Many worded forecasts can be made more definite. For example, ‘windy in the northwest later’ could mean ‘at some time in a 12-hour period, the mean wind speed at station A in the northwest will exceed a specified threshold’; ‘frost is likely’ may mean ‘the probability of frost exceeds 0.7’, and so on.. The forecaster may, or may not, have such a definition in mind, but to issue the more technical version would be unattractive for a general audience. In circumstances where a technical definition underlies a worded forecast, the worded forecast can be verified by going back to technical definition. Depending on the nature of that definition (binary, continuous, probabilistic, …) an appropriate verification strategy can be chosen.

If no underlying technical definition is available, verification is inevitably subjective. Consider again ‘windy in the northwest later’, and a number of possible outcomes. It may be windy everywhere, not only in the northwest, or it may be windy later in the forecast period, but even windier earlier. It is quite possible to treat these outcomes as corresponding to ‘good’ forecasts, ‘poor’ forecasts, or somewhere in between.

A typical worded forecast is several sentences or paragraphs in length. To get a measure of the overall skill of the forecast it is necessary to divide it into simple phrases and assess each. To get a full picture it may be desirable to assess implicit, as well as explicit parts of the forecast. For example to tackle the problem described in the previous paragraph, the phrase ‘not windy later in areas other than the northwest’, although not explicit in the forecast, is implicit and should be assessed.

To decrease the subjectivity involved in assessing a forecast phrase an approach that dates back to Wright and Flood (1973) is to create an ‘anti-forecast’ that is notionally the opposite of the forecast phrase. By comparing the forecast with a baseline (the anti-forecast) that should be much worse (have negative skill), a more objective way of assessing the forecast is achieved.
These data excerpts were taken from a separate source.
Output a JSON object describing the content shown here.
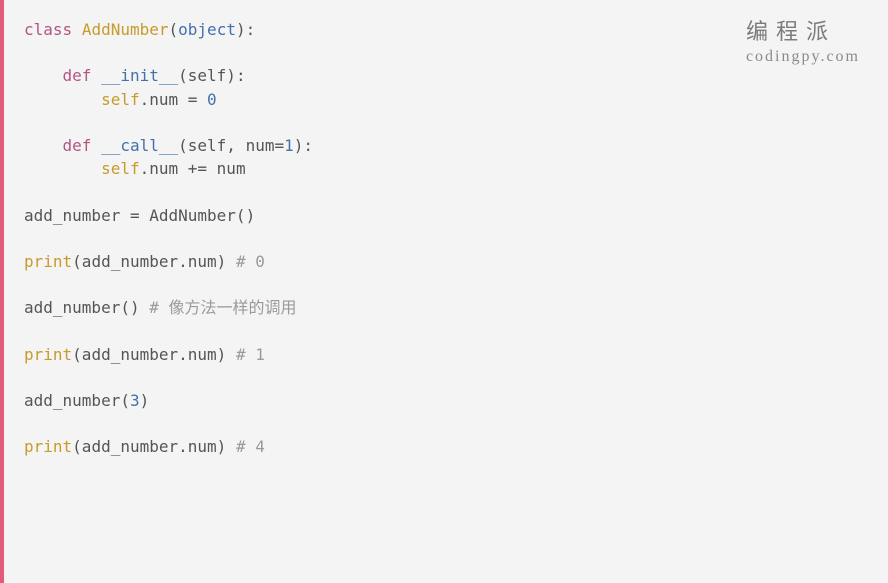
{
  "watermark": {
    "cn": "编程派",
    "en": "codingpy.com"
  },
  "code": {
    "l1_class": "class",
    "l1_name": "AddNumber",
    "l1_object": "object",
    "l1_end": "):",
    "l3_def": "def",
    "l3_name": "__init__",
    "l3_params": "(self):",
    "l4_self": "self",
    "l4_dot_prop": ".num ",
    "l4_eq": "= ",
    "l4_val": "0",
    "l6_def": "def",
    "l6_name": "__call__",
    "l6_open": "(self, num=",
    "l6_default": "1",
    "l6_close": "):",
    "l7_self": "self",
    "l7_dot_prop": ".num ",
    "l7_op": "+= ",
    "l7_rhs": "num",
    "l9_lhs": "add_number ",
    "l9_eq": "= ",
    "l9_rhs": "AddNumber()",
    "l11_fn": "print",
    "l11_args": "(add_number.num) ",
    "l11_comment": "# 0",
    "l13_call": "add_number() ",
    "l13_comment": "# 像方法一样的调用",
    "l15_fn": "print",
    "l15_args": "(add_number.num) ",
    "l15_comment": "# 1",
    "l17_call_open": "add_number(",
    "l17_arg": "3",
    "l17_call_close": ")",
    "l19_fn": "print",
    "l19_args": "(add_number.num) ",
    "l19_comment": "# 4"
  }
}
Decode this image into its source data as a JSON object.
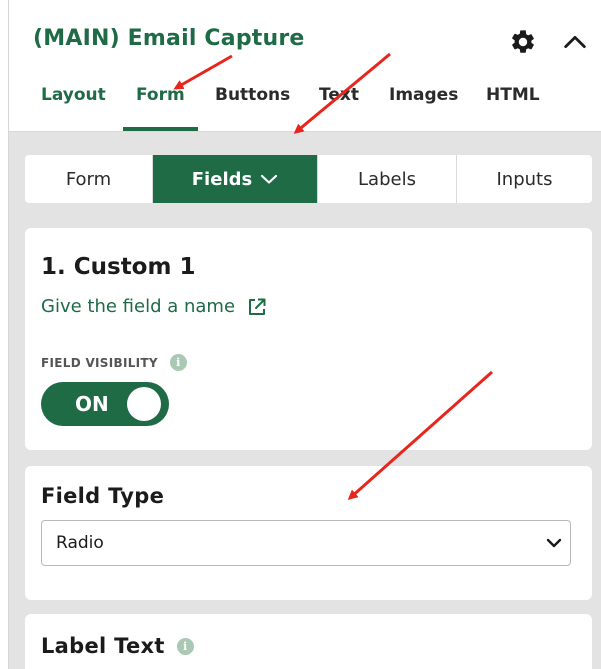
{
  "header": {
    "title": "(MAIN) Email Capture",
    "settings_icon": "gear-icon",
    "collapse_icon": "chevron-up-icon"
  },
  "tabs": [
    {
      "label": "Layout"
    },
    {
      "label": "Form"
    },
    {
      "label": "Buttons"
    },
    {
      "label": "Text"
    },
    {
      "label": "Images"
    },
    {
      "label": "HTML"
    }
  ],
  "active_tab": "Form",
  "subtabs": [
    {
      "label": "Form"
    },
    {
      "label": "Fields"
    },
    {
      "label": "Labels"
    },
    {
      "label": "Inputs"
    }
  ],
  "active_subtab": "Fields",
  "field_card": {
    "title": "1. Custom 1",
    "link_text": "Give the field a name",
    "visibility_label": "FIELD VISIBILITY",
    "info_glyph": "i",
    "toggle_label": "ON",
    "toggle_state": true
  },
  "field_type": {
    "title": "Field Type",
    "selected_value": "Radio"
  },
  "label_text": {
    "title": "Label Text",
    "info_glyph": "i"
  },
  "colors": {
    "brand_green": "#1e6b46",
    "annotation_red": "#e8251c",
    "panel_bg": "#e3e3e3"
  }
}
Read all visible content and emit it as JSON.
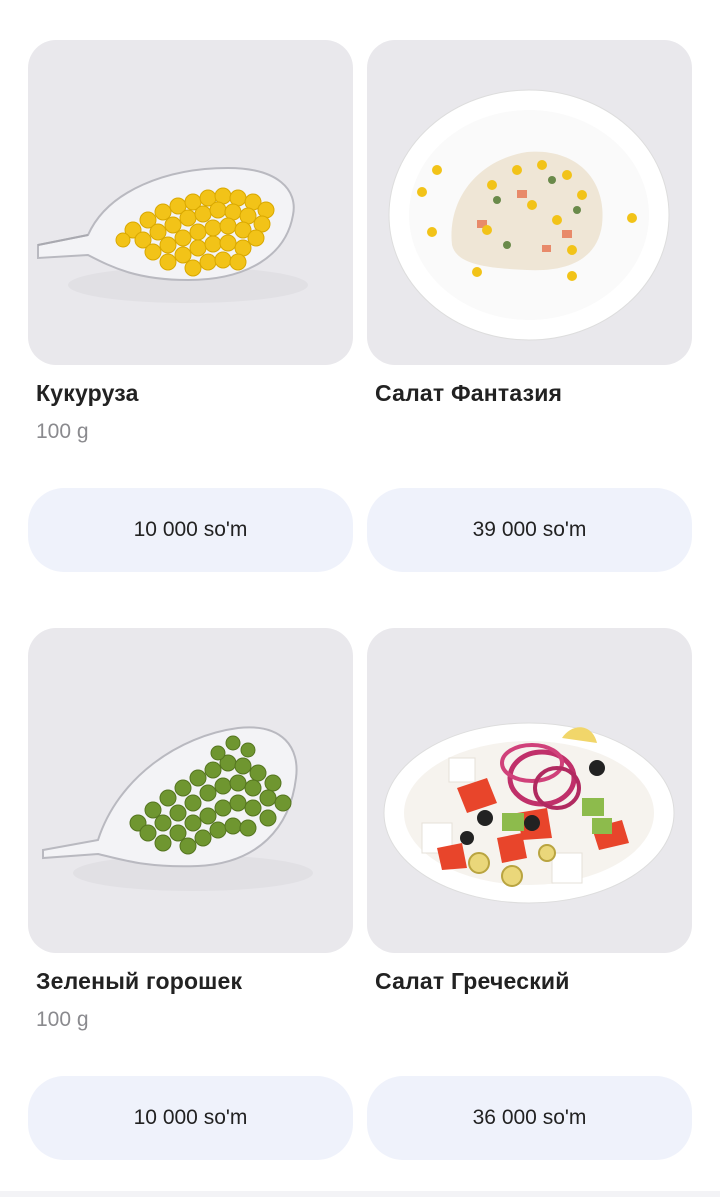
{
  "products": [
    {
      "name": "Кукуруза",
      "weight": "100 g",
      "price": "10 000 so'm",
      "image_icon": "corn-in-glass-bowl"
    },
    {
      "name": "Салат Фантазия",
      "weight": "",
      "price": "39 000 so'm",
      "image_icon": "salad-on-white-plate"
    },
    {
      "name": "Зеленый горошек",
      "weight": "100 g",
      "price": "10 000 so'm",
      "image_icon": "peas-in-glass-bowl"
    },
    {
      "name": "Салат Греческий",
      "weight": "",
      "price": "36 000 so'm",
      "image_icon": "greek-salad-bowl"
    }
  ],
  "colors": {
    "card_bg": "#e9e8ec",
    "price_bg": "#eff2fb",
    "text": "#222222",
    "muted": "#8a8a8e"
  }
}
Another approach is use a baseline a forecast/observation pair where there should be zero skill. For example the current weather could be compared with the forecast made for today, and with one or more forecasts made for completely different days, say one year ago. The proportion of times that the relevant forecasts appear to be better than the irrelevant ones gives a measure of the forecasts’ skill. Jolliffe and Jolliffe (1997) considered two variants of this approach. Without a technical definition it is still impossible to get away from subjectivity, and the person assessing the forecasts would need to be blind to which of the forecasts was the relevant one, if potential bias is to be avoided. A study by Jolliffe and Jolliffe (1997) showed that two independent, but ‘non-blind’, assessors came to substantially different conclusions for the same set of forecasts, even though both thought that their views were free from bias.

To re-iterate, if underlying technical definitions are unavailable and subjectivity therefore remains, worded forecasts are difficult to verify without the potential for bias, and claims for the skill of worded forecasts therefore need to be treated with caution.


Jolliffe I.T. and N.M.N. Jolliffe, 1997: Assessment of descriptive weather forecasts. Weather, 52, 391-396.

Wright P.B. and Flood C.R., 1973: A method of assessing long-range weather forecasts. Weather, 28, 178-187.


July 2003